Umutla yarına sarılanda, anda ve anında hazir
olmamayı okur evren. Yaşamayı, yaşama sevincini şartlı olarak sonra yaşamaya ertelemek diye adleder evren.
Yaşamın an’ında olanları kabul edermiş gibi yaparak yarından medet ummak değil midir?

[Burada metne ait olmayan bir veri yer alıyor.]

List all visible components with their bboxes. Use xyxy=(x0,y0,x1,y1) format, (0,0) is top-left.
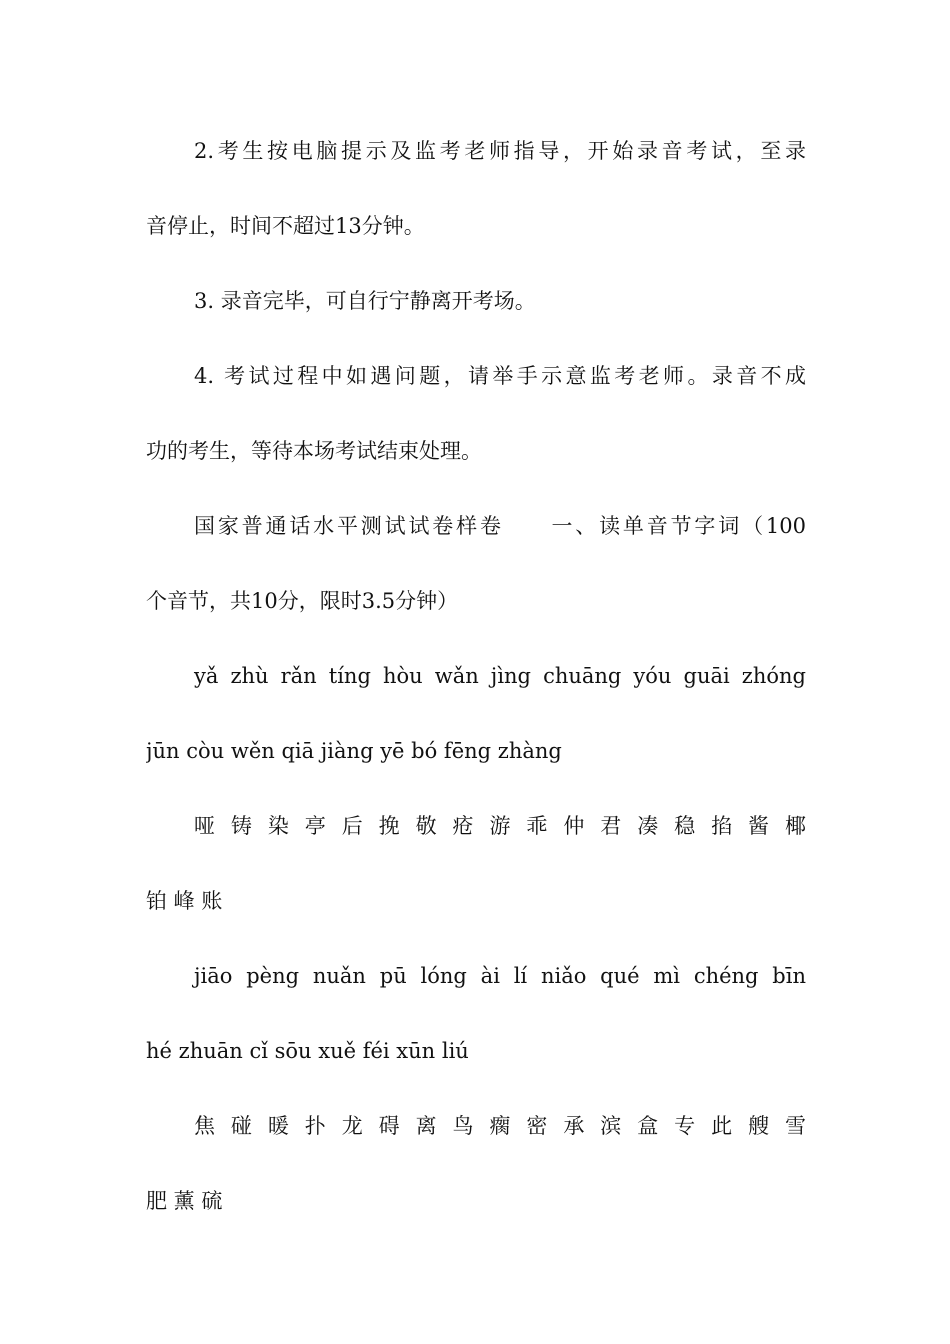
hanzi-row-1 xyxy=(146,789,806,939)
paragraph-line: hé zhuān cǐ sōu xuě féi xūn liú xyxy=(146,1039,469,1063)
paragraph-instruction-4 xyxy=(146,339,806,489)
pinyin-row-1 xyxy=(146,639,806,789)
paragraph-test-title xyxy=(146,489,806,639)
paragraph-instruction-3 xyxy=(146,264,806,339)
paragraph-line: 4. 考试过程中如遇问题，请举手示意监考老师。录音不成 xyxy=(194,364,806,388)
paragraph-line: 肥 薰 硫 xyxy=(146,1189,223,1213)
paragraph-line: yǎ zhù rǎn tíng hòu wǎn jìng chuāng yóu guāi zhóng xyxy=(194,664,806,688)
pinyin-row-2 xyxy=(146,939,806,1089)
paragraph-line: 音停止，时间不超过13分钟。 xyxy=(146,214,425,238)
paragraph-line: 焦 碰 暖 扑 龙 碍 离 鸟 瘸 密 承 滨 盒 专 此 艘 雪 xyxy=(194,1114,806,1138)
paragraph-line: 2.考生按电脑提示及监考老师指导，开始录音考试，至录 xyxy=(194,139,806,163)
paragraph-line: 功的考生，等待本场考试结束处理。 xyxy=(146,439,482,463)
paragraph-line: jūn còu wěn qiā jiàng yē bó fēng zhàng xyxy=(146,739,562,763)
paragraph-line: 哑 铸 染 亭 后 挽 敬 疮 游 乖 仲 君 凑 稳 掐 酱 椰 xyxy=(194,814,806,838)
paragraph-line: 3. 录音完毕，可自行宁静离开考场。 xyxy=(194,289,536,313)
paragraph-instruction-2 xyxy=(146,114,806,264)
paragraph-line: 国家普通话水平测试试卷样卷 一、读单音节字词（100 xyxy=(194,514,806,538)
paragraph-line: 铂 峰 账 xyxy=(146,889,223,913)
hanzi-row-2 xyxy=(146,1089,806,1239)
paragraph-line: 个音节，共10分，限时3.5分钟） xyxy=(146,589,459,613)
paragraph-line: jiāo pèng nuǎn pū lóng ài lí niǎo qué mì chéng bīn xyxy=(194,964,806,988)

Halbuki teklik ve yaşam şimdi burada olandadır. Yaşama sevinci, coşkusu anda yaşanan tecrübedir. Yargisizca kabul edilen belki üzüntü, belki korkudaki enerjiyi yok saymadan kabul etmekdir. Yaşamı cazip ve eğelenceli kılan da bu bilinmezliği değil midir? Umut ve umutsuzluğa gerek kalmadan belirsizliği yaşamak ve kontrolu bırakmak daha hafif ve eğelenceli olmaz mı? Felekden bir yaşam çalalım o zaman! Ertelemeden ışığa doğru yolculuğa devam….
Like this:
Like Loading...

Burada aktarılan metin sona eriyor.